THE GOVERNMENT’S agenda will be dominated by “recovery, renewal and restoration”, President Mary McAleese has told a group of business people in Spain.
“This is not blind optimism. Ireland has a firm, solid base on which to build our recovery and intensive efforts are under way to correct our public finances, increase our competitiveness and stabilise our banking system,” she said.
Speaking about the Irish economy at the New Economic Forum in Madrid yesterday, Mrs McAleese said Ireland and Spain share a “vital interest” in ensuring the European Union emerges from the fiscal crisis as a “united, strong and effective vehicle” for the future.
Mrs McAleese was asked about the pressure being applied on Ireland by France in relation to the 12.5 per cent corporate tax rate and the chances of restructuring the State’s debt.
The President said the Government was strongly committed to the retention of the corporate tax regime and that it was part of an “integrated platform of strengths that will help pay off our debts and grow the country”.
She said she was hopeful the issue of “sustainability and payability of debt” will be taken on board at the EU summit in Brussels later this week.
However, she added that as she was not an “active politician” and not partial to any of the decisions it would be wrong of her to comment further.
Mrs McAleese was asked if she agreed German lending was partly responsible for the financial crisis in Ireland, to which she replied the country is “very grateful” for Germany’s support and that Ireland had been “major beneficiaries” of the main European power.

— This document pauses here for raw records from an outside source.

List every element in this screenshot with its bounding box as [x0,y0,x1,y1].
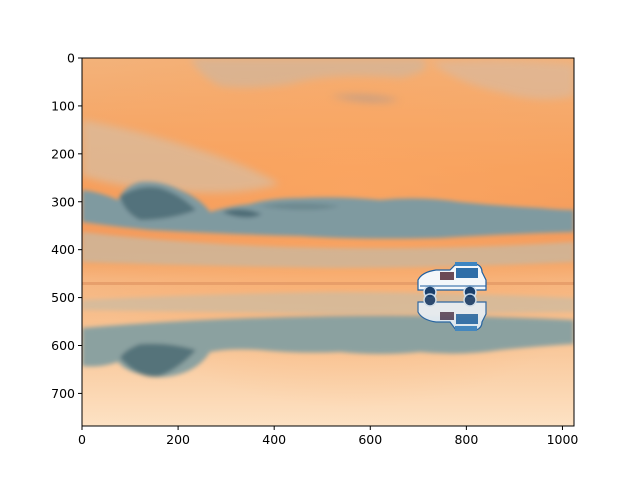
y-tick-label: 600 [51,338,75,353]
x-tick-label: 1000 [547,432,579,447]
x-tick-label: 0 [78,432,86,447]
y-axis: 0 100 200 300 400 500 600 700 [51,51,82,401]
x-tick-label: 800 [454,432,478,447]
x-tick-label: 600 [358,432,382,447]
x-tick-label: 200 [166,432,190,447]
y-tick-label: 500 [51,290,75,305]
jeep-reflection-icon [417,293,487,331]
y-tick-label: 200 [51,146,75,161]
y-tick-label: 400 [51,242,75,257]
x-tick-label: 400 [262,432,286,447]
x-axis: 0 200 400 600 800 1000 [78,426,578,447]
jeep-icon [417,262,487,299]
sky-clouds [82,58,574,193]
y-tick-label: 700 [51,386,75,401]
axes-frame [81,57,575,427]
photo-image [82,58,574,426]
y-tick-label: 300 [51,194,75,209]
y-tick-label: 0 [67,51,75,66]
horizon-clouds [82,181,574,268]
y-tick-label: 100 [51,98,75,113]
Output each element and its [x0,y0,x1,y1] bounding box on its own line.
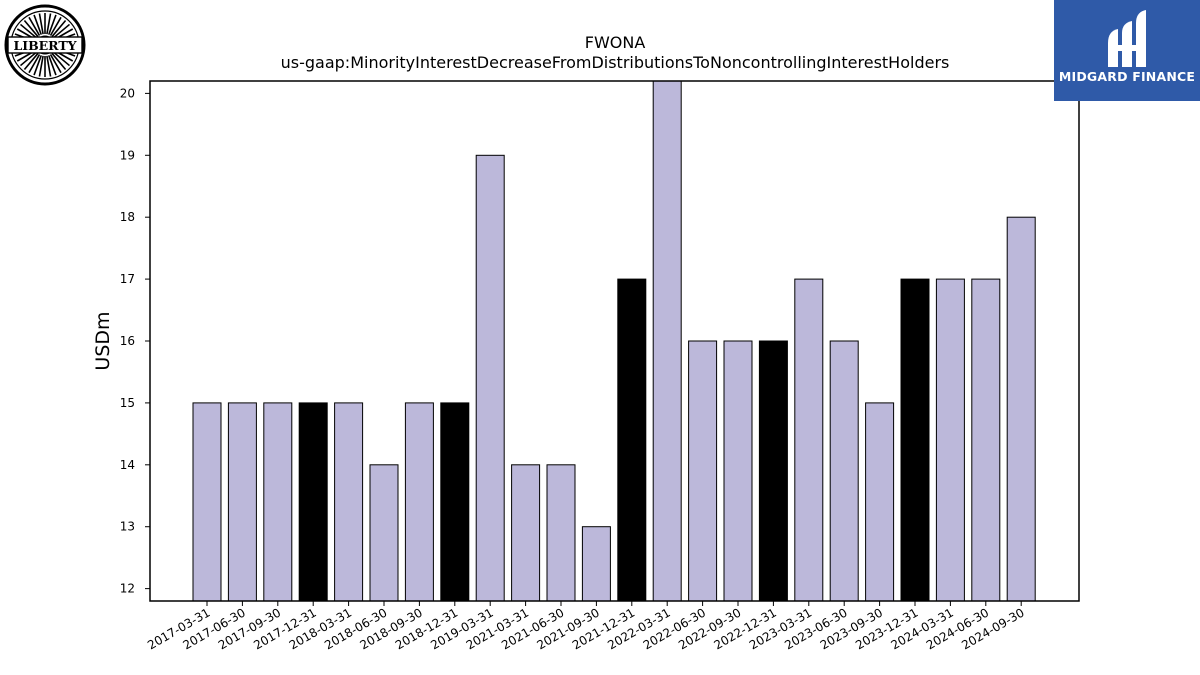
bar-2022-09-30 [723,340,753,602]
plot-frame [149,80,1080,602]
bar-2024-06-30 [971,278,1001,602]
bar-2024-09-30 [1006,216,1036,602]
y-tick-label: 12 [120,582,135,596]
midgard-logo-text: MIDGARD FINANCE [1058,69,1196,84]
chart-title: FWONA [585,33,646,52]
bar-2018-03-31 [334,402,364,602]
bar-2023-12-31 [900,278,930,602]
bar-2022-03-31 [652,80,682,602]
bar-2017-03-31 [192,402,222,602]
bar-2017-12-31 [298,402,328,602]
liberty-logo-text: LIBERTY [13,38,77,53]
bar-2021-12-31 [617,278,647,602]
y-tick-label: 16 [120,334,135,348]
bar-2022-12-31 [758,340,788,602]
y-tick-label: 17 [120,272,135,286]
bar-2024-03-31 [935,278,965,602]
chart-subtitle: us-gaap:MinorityInterestDecreaseFromDist… [281,53,950,72]
liberty-logo: LIBERTY [4,4,86,90]
y-tick-label: 14 [120,458,135,472]
bar-2018-06-30 [369,464,399,602]
bar-2023-06-30 [829,340,859,602]
bar-2023-09-30 [865,402,895,602]
y-tick-label: 13 [120,520,135,534]
bar-2023-03-31 [794,278,824,602]
y-ticks: 12 13 14 15 16 17 18 19 20 [120,86,150,596]
y-tick-label: 18 [120,210,135,224]
x-ticks: 2017-03-312017-06-302017-09-302017-12-31… [145,601,1027,652]
bar-2017-09-30 [263,402,293,602]
bar-2022-06-30 [688,340,718,602]
bar-2017-06-30 [227,402,257,602]
bar-2021-03-31 [511,464,541,602]
bar-2019-03-31 [475,154,505,602]
y-tick-label: 15 [120,396,135,410]
bar-2018-12-31 [440,402,470,602]
bars-layer [192,80,1036,602]
midgard-finance-logo: MIDGARD FINANCE [1054,0,1200,101]
midgard-mark-icon [1108,10,1146,67]
bar-2021-06-30 [546,464,576,602]
y-tick-label: 19 [120,148,135,162]
y-axis-label: USDm [92,311,114,370]
bar-2021-09-30 [581,526,611,602]
y-tick-label: 20 [120,86,135,100]
bar-2018-09-30 [404,402,434,602]
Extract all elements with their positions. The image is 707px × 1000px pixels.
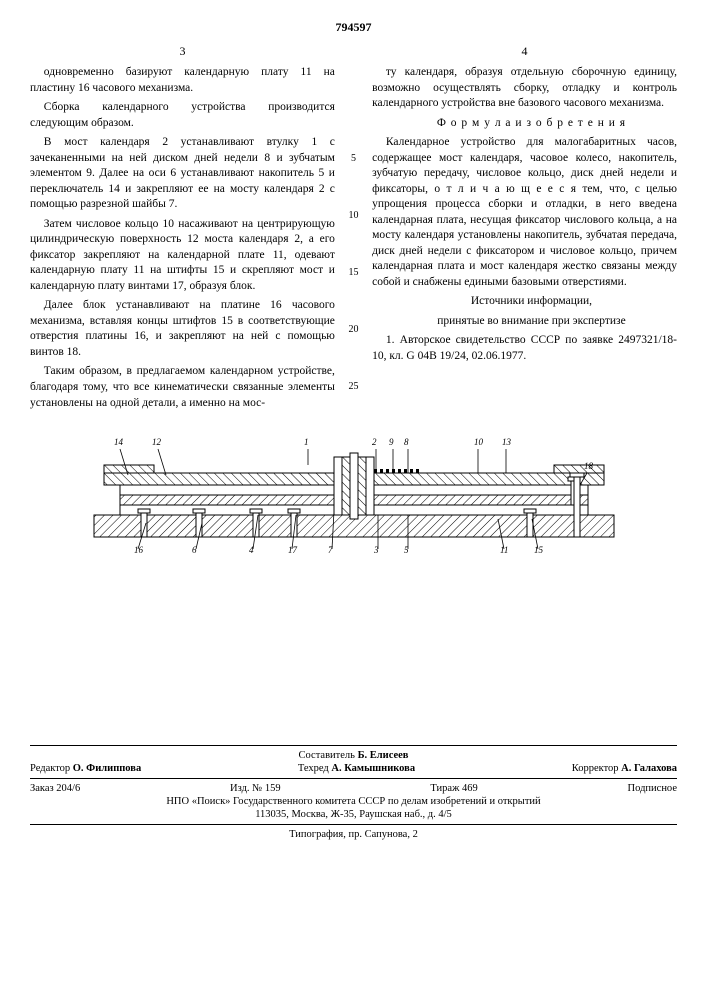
line-ref: 15	[349, 267, 359, 278]
formula-title: Ф о р м у л а и з о б р е т е н и я	[372, 116, 677, 132]
sources-title: Источники информации,	[372, 294, 677, 310]
svg-text:2: 2	[372, 437, 377, 447]
svg-text:8: 8	[404, 437, 409, 447]
print-row: Заказ 204/6 Изд. № 159 Тираж 469 Подписн…	[30, 783, 677, 794]
para: 1. Авторское свидетельство СССР по заявк…	[372, 333, 677, 364]
svg-text:7: 7	[328, 545, 333, 555]
body-columns: 3 одновременно базируют календарную плат…	[30, 43, 677, 415]
rule	[30, 778, 677, 779]
svg-text:13: 13	[502, 437, 512, 447]
order: Заказ 204/6	[30, 783, 80, 794]
compiler-label: Составитель	[299, 750, 355, 761]
corrector: Корректор А. Галахова	[572, 763, 677, 774]
left-column: 3 одновременно базируют календарную плат…	[30, 43, 335, 415]
svg-text:14: 14	[114, 437, 124, 447]
svg-text:3: 3	[373, 545, 379, 555]
para: Календарное устройство для малогабаритны…	[372, 135, 677, 290]
compiler-row: Составитель Б. Елисеев	[30, 750, 677, 761]
doc-number: 794597	[30, 20, 677, 35]
para: Затем числовое кольцо 10 насаживают на ц…	[30, 217, 335, 295]
credits-row: Редактор О. Филиппова Техред А. Камышник…	[30, 763, 677, 774]
techred-label: Техред	[298, 763, 329, 774]
right-col-number: 4	[372, 43, 677, 59]
techred: Техред А. Камышникова	[298, 763, 415, 774]
corrector-name: А. Галахова	[621, 763, 677, 774]
svg-text:12: 12	[152, 437, 162, 447]
svg-text:18: 18	[584, 461, 594, 471]
diagram-svg: 141212981013181664177351115	[74, 435, 634, 565]
svg-text:10: 10	[474, 437, 484, 447]
editor: Редактор О. Филиппова	[30, 763, 141, 774]
line-ref: 10	[349, 210, 359, 221]
para: Таким образом, в предлагаемом календарно…	[30, 364, 335, 411]
svg-text:11: 11	[500, 545, 508, 555]
para: Сборка календарного устройства производи…	[30, 100, 335, 131]
subscription: Подписное	[628, 783, 677, 794]
editor-name: О. Филиппова	[73, 763, 141, 774]
techred-name: А. Камышникова	[331, 763, 415, 774]
line-ref: 25	[349, 381, 359, 392]
rule	[30, 745, 677, 746]
svg-text:5: 5	[404, 545, 409, 555]
svg-text:9: 9	[389, 437, 394, 447]
para: ту календаря, образуя отдельную сборочну…	[372, 65, 677, 112]
address: 113035, Москва, Ж-35, Раушская наб., д. …	[30, 809, 677, 820]
left-col-number: 3	[30, 43, 335, 59]
corrector-label: Корректор	[572, 763, 619, 774]
editor-label: Редактор	[30, 763, 70, 774]
line-ref: 5	[351, 153, 356, 164]
svg-text:15: 15	[534, 545, 544, 555]
svg-text:1: 1	[304, 437, 309, 447]
para: В мост календаря 2 устанавливают втулку …	[30, 135, 335, 213]
footer: Составитель Б. Елисеев Редактор О. Филип…	[30, 745, 677, 840]
svg-text:17: 17	[288, 545, 298, 555]
svg-text:6: 6	[192, 545, 197, 555]
org: НПО «Поиск» Государственного комитета СС…	[30, 796, 677, 807]
svg-text:4: 4	[249, 545, 254, 555]
para: одновременно базируют календарную плату …	[30, 65, 335, 96]
line-numbers: 5 10 15 20 25	[347, 43, 360, 415]
printer: Типография, пр. Сапунова, 2	[30, 829, 677, 840]
svg-text:16: 16	[134, 545, 144, 555]
rule	[30, 824, 677, 825]
sources-title: принятые во внимание при экспертизе	[372, 314, 677, 330]
line-ref: 20	[349, 324, 359, 335]
edition: Изд. № 159	[230, 783, 281, 794]
technical-drawing: 141212981013181664177351115	[74, 435, 634, 565]
compiler-name: Б. Елисеев	[358, 750, 409, 761]
para: Далее блок устанавливают на платине 16 ч…	[30, 298, 335, 360]
circulation: Тираж 469	[430, 783, 477, 794]
right-column: 4 ту календаря, образуя отдельную сбороч…	[372, 43, 677, 415]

Other questions included if she considered China a threat, her views on same-sex marriage and the parallels if any between the Basque conflict and the North.
Away from the question and answer session, Mrs McAleese’s first official visit to Spain has been a cordial one as she returns to the country she first visited as a 16 year old.
She joked that she had brought long-lost cousins together after she revealed her husband Dr Martin McAleese and the president of the Madrid region Esperanza Aguirre are part of the O’Neill clan.
President McAleese later chatted comfortably in Spanish with King Juan Carlos ahead of a lunch in her honour at the Royal Palace.
The President was entertained last night at a reception hosted by the Irish Ambassador Justin Harman with a joint performance by acclaimed Galician piper Carlos Nuñez and traditional Irish musicians.
This afternoon she will hold bilateral talks with Spanish prime minister José Luís Rodriguez Zapatero and the president of the congress of deputies.
Mrs McAleese will spend the final day of her visit in Barcelona tomorrow where she will attend the Sagrada Família cathedral before meeting the president of the government of Catalunya, Artur Mas.
The President will address an Enterprise Ireland pharmaceuticals gathering and meet members of the Irish community at a reception in the city hall before returning to Dublin tomorrow evening.